古靱太夫(後の山城少掾)が三味線の四世鶴澤清六と組んだ昭和初期の電気録音は、義太夫の持つダイナミズムやスピードを余すことなく収めていて、レコード技術の歴史からも貴重な作品群だ。いち段が90分くらいあるので、SP盤では全30面という厖大なセットになってしまう。信じられないことではあるが日本のレコード会社は戦後のある時期、原盤も含めぜーんぶ廃棄処分にしてしまった。だから市場に出回ったレコード盤が残された唯一の記録ということになる。(注:堀川は最近になってCDで復刻された)
純観賞用の義太夫は発売数も限られ、完全な状態で現存しているセットは少ないはずだ。たまに何処からか放出されるがオークションでの落札価格は限りなく高騰している。とはいえ、発売された当時はとんでもない価格で、それこそ給料何か月分という世界。この2点、わたくしごときが手元に置く資格はないのだけれど、思いあまって入手した。もったいなくてまだ聴けない(笑)。

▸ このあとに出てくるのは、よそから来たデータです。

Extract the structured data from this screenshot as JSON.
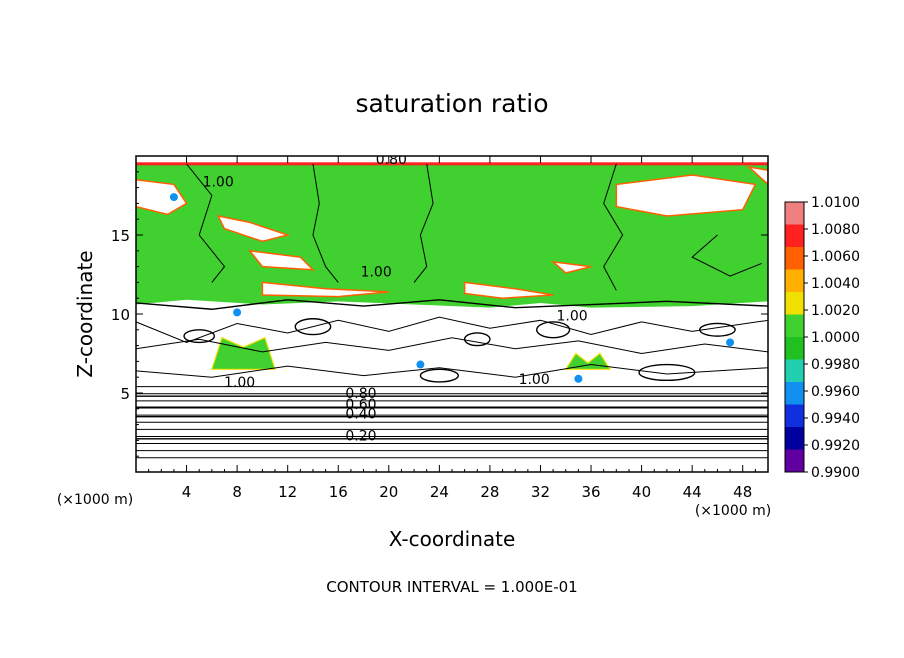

219 今藤政太郎リサイタル「勧進帳」12月5日 紀尾井ホール

政太郎師に一から長唄を教えてもらったぼくが、批評めいた文言を述べる資格はないが、とにかくいい演奏だった。ストイックなまでに一切の色香を排したモノクロームの世界だから、義経、弁慶、富樫の謙譲の美徳とそれぞれの内に秘めた愛を示せたのかもしれないと、あとで思った。政太郎師は一音でオーラを発生させるタイプの演奏家ではないが、ユニットの統率力と時系列の展開は見事なものだ。この「勧進帳」は6挺6枚に鳴り物6という素の演奏としては大編成にもかかわらず、ばらけることなく凝縮したエネルギーを放射し続けていた。とくに鳴り物とのコラボレーションでこれを越える演奏は想像がつかない。


221 息

西洋音楽が心臓の刻むパルスをリズムの基準としているというのは乱暴な話だけど、日本の三味線音楽のリズムが「息」をその糧にしているのは確かだと思う。唄ひとりに三味線ひとりなら、上手くいったとしても、先の「勧進帳」の演奏のように多人数で合わせるのは至難の技だ。立三味線の息に唄方も鳴り物陣も合わせるわけであるが、至上のアンサンブルは見えない系で各人が結ばれている。ごく稀に有機体の「球」を雛壇の中央に感じることがある。


312 SP盤、最初は片面だけに溝が入っていた。

SPレコードが開発されたのは日本の年代でいうと明治の中頃。片面だけに溝が刻まれていたのが両面盤に改良されたのは大正の中期。これは、利便性もさることながら当時蔓延っていた海賊版からのガードの意味合いが大きいらしい。両面プレス機は当時とても高価だったようだ。この勧進帳はご覧のように片面盤であり、大正の中頃までに録音されたということが分かる。長唄の六世芳村伊十郎は、大正期から昭和初期に劇場長唄に君臨した巨星で、勧進帳だけでも夥しい数の録音を残している。昭和3年の日本初の電気録音盤もこの人の勧進帳であった。この片面盤は機械吹き込みながら全盛期の声が入っているはずで、未聴ゆえイメージだけが拡がる今日この頃。